Emhoff, 21, scored a major modeling contract with IMG Models just days after her stepmom was inaugurated, and made her runway debut last week during a virtual fashion show presented by Proenza Schouler.
The Brooklyn-based "artist" has also used her newfound celebrity status to make money by selling her homemade knitwear. Emhoff's first "collection" of one-of-a-kind clothing and accessories sold out almost immediately on Mall, a boutique online shopping platform.
The collection comprised five pieces: a striped sweater vest ($260), a "flower boob sweater vest" ($300), a striped knit dress ($320), a pair of half-striped knit shorts ($160), and a "Tweety bag" ($260).
The $1,300 haul might not be a significant sum for Emhoff. Her father, entertainment lawyer Doug Emhoff, and her famous stepmom have reported earnings of $11.5 million since their marriage in 2014. Unlike Hunter Biden, she does not bear the burden of being the sole breadwinner for her extended family.
Predictably, the media coverage of Emhoff's overnight transition into a hipster fashion icon has been excessively fawning. The New York Times described her style as "Wes Anderson chic," which is just a fancy way of saying "rich and white." And yet, the fact that Emhoff has tattoos and doesn't shave her armpits has compelled many to embrace her as a revolutionary figure bringing much-needed diversity to the fashion industry.
Not everyone agrees. Slate published an article, for example, making the (somewhat obvious) case that there isn't anything particularly revolutionary or diverse about being a rich, white, tall, thin, female Brooklynite with tattoos and armpit hair.
Ivan Bart, president of IMG Models, told the Times that being a model is "not really about shape, size or gender anymore." Emhoff was a perfect fit for the organization, Bart said, because she exudes "cheekiness" and "joy" and "communicates this moment in time."
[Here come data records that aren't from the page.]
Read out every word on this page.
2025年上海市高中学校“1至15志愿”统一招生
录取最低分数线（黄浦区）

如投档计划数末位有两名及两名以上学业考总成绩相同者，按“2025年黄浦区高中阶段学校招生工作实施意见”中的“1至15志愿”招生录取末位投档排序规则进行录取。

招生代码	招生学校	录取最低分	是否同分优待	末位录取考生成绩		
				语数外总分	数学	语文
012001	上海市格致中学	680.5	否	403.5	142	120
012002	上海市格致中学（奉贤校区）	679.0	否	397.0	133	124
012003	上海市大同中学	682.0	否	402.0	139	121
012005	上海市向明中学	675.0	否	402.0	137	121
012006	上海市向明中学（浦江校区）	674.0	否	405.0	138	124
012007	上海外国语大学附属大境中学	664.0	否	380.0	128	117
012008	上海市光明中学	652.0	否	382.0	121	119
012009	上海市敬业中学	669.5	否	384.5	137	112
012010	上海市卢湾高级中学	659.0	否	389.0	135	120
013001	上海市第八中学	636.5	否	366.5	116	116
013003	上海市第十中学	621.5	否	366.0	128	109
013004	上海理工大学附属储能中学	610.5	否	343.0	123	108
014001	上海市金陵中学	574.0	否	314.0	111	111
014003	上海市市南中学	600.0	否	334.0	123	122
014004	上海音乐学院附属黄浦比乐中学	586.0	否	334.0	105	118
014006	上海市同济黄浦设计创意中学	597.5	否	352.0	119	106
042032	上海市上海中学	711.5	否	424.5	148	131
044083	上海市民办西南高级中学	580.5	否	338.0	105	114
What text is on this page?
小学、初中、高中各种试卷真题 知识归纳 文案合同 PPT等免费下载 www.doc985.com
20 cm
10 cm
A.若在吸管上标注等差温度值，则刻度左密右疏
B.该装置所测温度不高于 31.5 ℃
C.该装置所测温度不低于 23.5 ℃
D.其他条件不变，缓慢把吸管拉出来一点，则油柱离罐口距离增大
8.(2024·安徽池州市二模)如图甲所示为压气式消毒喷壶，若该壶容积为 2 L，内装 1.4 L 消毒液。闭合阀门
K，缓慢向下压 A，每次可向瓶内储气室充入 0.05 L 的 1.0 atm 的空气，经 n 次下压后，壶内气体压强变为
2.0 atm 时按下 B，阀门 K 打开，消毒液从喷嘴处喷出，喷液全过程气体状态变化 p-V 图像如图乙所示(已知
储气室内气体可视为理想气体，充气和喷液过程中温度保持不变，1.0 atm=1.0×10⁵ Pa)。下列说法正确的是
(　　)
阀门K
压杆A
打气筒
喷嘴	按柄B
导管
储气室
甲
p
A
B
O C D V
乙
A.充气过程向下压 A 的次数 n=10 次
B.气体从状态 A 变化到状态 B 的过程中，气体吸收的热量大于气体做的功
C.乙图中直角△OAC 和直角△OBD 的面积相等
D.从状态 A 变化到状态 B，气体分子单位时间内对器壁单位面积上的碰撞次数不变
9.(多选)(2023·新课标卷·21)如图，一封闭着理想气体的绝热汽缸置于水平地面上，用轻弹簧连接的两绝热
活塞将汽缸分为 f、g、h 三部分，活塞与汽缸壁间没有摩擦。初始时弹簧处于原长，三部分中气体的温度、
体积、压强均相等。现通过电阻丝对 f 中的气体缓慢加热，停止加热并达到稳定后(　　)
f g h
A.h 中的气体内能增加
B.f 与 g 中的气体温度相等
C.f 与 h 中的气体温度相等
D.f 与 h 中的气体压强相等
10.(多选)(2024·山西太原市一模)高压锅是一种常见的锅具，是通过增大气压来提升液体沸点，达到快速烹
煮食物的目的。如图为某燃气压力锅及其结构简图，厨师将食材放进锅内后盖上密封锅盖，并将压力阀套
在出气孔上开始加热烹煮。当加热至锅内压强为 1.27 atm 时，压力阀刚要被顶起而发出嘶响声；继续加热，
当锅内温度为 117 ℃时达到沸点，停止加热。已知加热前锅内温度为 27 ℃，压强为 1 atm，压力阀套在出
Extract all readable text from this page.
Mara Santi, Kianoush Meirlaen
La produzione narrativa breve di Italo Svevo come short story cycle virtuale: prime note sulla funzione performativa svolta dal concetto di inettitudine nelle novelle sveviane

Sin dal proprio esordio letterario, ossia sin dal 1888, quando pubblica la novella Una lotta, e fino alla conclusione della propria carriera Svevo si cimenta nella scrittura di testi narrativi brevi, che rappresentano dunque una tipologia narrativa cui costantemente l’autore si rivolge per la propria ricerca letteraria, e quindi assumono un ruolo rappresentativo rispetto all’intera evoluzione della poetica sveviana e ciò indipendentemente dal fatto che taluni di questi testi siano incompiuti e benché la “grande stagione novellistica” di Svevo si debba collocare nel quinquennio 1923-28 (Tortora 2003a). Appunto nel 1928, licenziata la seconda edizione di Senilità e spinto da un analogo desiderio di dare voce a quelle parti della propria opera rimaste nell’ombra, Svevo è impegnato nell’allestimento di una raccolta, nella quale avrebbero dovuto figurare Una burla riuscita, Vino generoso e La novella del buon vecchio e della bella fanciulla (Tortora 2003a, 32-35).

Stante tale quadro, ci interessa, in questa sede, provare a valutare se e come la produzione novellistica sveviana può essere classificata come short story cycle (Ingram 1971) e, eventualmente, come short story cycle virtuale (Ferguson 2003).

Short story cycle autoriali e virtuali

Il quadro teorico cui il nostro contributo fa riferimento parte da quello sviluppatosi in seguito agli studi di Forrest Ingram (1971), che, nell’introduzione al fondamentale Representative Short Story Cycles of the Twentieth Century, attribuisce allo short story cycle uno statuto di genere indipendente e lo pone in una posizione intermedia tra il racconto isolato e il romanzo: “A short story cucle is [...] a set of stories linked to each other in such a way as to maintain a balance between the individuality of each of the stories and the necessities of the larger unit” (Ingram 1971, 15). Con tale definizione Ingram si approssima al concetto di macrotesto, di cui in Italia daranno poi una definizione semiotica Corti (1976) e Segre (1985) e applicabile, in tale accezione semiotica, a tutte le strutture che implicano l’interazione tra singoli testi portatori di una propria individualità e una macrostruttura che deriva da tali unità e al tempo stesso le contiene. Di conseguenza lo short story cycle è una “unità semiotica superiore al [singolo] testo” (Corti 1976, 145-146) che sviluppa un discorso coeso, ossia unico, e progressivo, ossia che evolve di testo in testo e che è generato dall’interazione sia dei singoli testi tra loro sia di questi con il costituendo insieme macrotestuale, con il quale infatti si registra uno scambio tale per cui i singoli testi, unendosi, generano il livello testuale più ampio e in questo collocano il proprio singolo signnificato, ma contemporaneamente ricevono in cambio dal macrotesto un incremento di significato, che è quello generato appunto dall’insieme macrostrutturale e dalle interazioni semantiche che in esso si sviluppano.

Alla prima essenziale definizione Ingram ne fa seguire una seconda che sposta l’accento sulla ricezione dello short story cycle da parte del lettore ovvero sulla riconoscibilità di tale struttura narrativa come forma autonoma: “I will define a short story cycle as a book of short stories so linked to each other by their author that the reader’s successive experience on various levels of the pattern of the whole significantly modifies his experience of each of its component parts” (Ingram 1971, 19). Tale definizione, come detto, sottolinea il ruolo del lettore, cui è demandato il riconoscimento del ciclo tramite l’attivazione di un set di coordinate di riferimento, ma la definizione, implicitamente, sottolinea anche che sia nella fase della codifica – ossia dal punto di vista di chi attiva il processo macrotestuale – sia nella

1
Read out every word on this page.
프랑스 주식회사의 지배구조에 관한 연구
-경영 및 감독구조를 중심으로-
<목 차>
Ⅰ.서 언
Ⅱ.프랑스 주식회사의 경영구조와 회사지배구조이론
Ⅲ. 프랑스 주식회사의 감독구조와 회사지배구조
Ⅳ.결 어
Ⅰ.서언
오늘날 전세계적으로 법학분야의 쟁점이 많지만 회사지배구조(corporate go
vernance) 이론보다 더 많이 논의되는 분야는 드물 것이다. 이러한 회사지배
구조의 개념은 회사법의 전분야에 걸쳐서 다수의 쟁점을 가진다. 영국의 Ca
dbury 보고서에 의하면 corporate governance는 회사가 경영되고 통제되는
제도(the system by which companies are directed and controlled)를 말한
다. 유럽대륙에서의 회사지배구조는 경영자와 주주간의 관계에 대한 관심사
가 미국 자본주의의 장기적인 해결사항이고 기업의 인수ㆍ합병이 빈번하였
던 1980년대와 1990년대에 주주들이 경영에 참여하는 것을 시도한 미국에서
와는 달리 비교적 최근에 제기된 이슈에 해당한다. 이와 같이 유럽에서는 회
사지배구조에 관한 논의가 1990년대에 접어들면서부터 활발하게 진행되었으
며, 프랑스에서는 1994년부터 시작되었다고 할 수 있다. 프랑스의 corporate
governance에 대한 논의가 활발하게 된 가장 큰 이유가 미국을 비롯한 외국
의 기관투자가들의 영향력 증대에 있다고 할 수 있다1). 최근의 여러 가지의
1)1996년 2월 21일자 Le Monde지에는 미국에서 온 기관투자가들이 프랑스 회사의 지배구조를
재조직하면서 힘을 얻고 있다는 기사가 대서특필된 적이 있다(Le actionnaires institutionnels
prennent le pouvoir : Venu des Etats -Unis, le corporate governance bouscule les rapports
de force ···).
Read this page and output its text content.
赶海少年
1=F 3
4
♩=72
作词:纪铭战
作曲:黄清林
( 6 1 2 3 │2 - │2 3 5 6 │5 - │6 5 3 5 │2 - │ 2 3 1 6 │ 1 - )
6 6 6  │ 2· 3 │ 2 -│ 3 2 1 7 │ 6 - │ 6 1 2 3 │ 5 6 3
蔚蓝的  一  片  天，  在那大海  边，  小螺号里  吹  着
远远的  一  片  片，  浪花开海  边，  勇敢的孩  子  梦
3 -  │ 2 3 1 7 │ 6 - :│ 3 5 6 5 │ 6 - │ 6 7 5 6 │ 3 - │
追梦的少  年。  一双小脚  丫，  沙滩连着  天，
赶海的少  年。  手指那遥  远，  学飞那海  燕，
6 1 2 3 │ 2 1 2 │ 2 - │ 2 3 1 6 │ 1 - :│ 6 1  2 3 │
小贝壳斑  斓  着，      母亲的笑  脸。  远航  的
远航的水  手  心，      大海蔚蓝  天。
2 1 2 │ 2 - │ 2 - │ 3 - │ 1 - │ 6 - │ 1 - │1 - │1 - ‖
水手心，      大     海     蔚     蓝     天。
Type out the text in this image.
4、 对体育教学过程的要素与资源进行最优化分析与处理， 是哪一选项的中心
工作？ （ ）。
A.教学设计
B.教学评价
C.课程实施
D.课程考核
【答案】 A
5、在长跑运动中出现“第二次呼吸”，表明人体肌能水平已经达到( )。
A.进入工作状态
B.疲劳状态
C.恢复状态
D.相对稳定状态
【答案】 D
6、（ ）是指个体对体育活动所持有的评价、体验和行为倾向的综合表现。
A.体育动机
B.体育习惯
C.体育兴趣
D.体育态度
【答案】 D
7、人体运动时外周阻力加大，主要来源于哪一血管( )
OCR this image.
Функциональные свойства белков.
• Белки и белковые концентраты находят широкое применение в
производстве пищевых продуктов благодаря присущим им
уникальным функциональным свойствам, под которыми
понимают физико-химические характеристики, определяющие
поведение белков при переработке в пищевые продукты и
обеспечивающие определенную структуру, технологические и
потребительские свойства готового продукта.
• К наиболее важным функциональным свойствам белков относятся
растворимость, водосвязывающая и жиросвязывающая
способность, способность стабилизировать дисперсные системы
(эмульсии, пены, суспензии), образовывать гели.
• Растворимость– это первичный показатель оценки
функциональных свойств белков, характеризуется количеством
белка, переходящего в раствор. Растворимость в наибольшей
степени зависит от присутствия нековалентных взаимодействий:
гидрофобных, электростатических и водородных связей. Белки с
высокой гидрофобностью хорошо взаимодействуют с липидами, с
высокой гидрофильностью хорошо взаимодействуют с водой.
IMG is part of the entertainment conglomerate run by Ari Emanuel, brother of Rahm Emanuel, the former Obama chief of staff, and Patrick Whitesell, a Democratic megadonor who contributed more than $150,000 to Democratic candidates and committees during the 2020 election cycle.
Emhoff is hardly alone when it comes to first and second family members who have cashed in on the political success of the Biden-Harris ticket. President Joe Biden's pledge that family conflicts of interest would not be tolerated in his administration is already being put to the test after just a month in office.
Biden's brother, Frank Biden, has come under fire for touting his relationship with the president as part of his work for a Florida law firm. He was recently photographed (sans mask) at a Ft. Lauderdale birthday bash for boxer Floyd Mayweather. The vice president's niece, Meena Harris, has been warned to stop profiting from her aunt's image via her #Resistance clothing company.
Then there's Hunter Biden. The First Son, who recently moved his family into a $5.4 million mansion in Venice, Calif., continues to cause headaches for the administration. He remains under federal investigation for potential tax crimes related to his shady business dealings in Ukraine and is reportedly still "working to unwind" his 10 percent stake in a Chinese investment firm.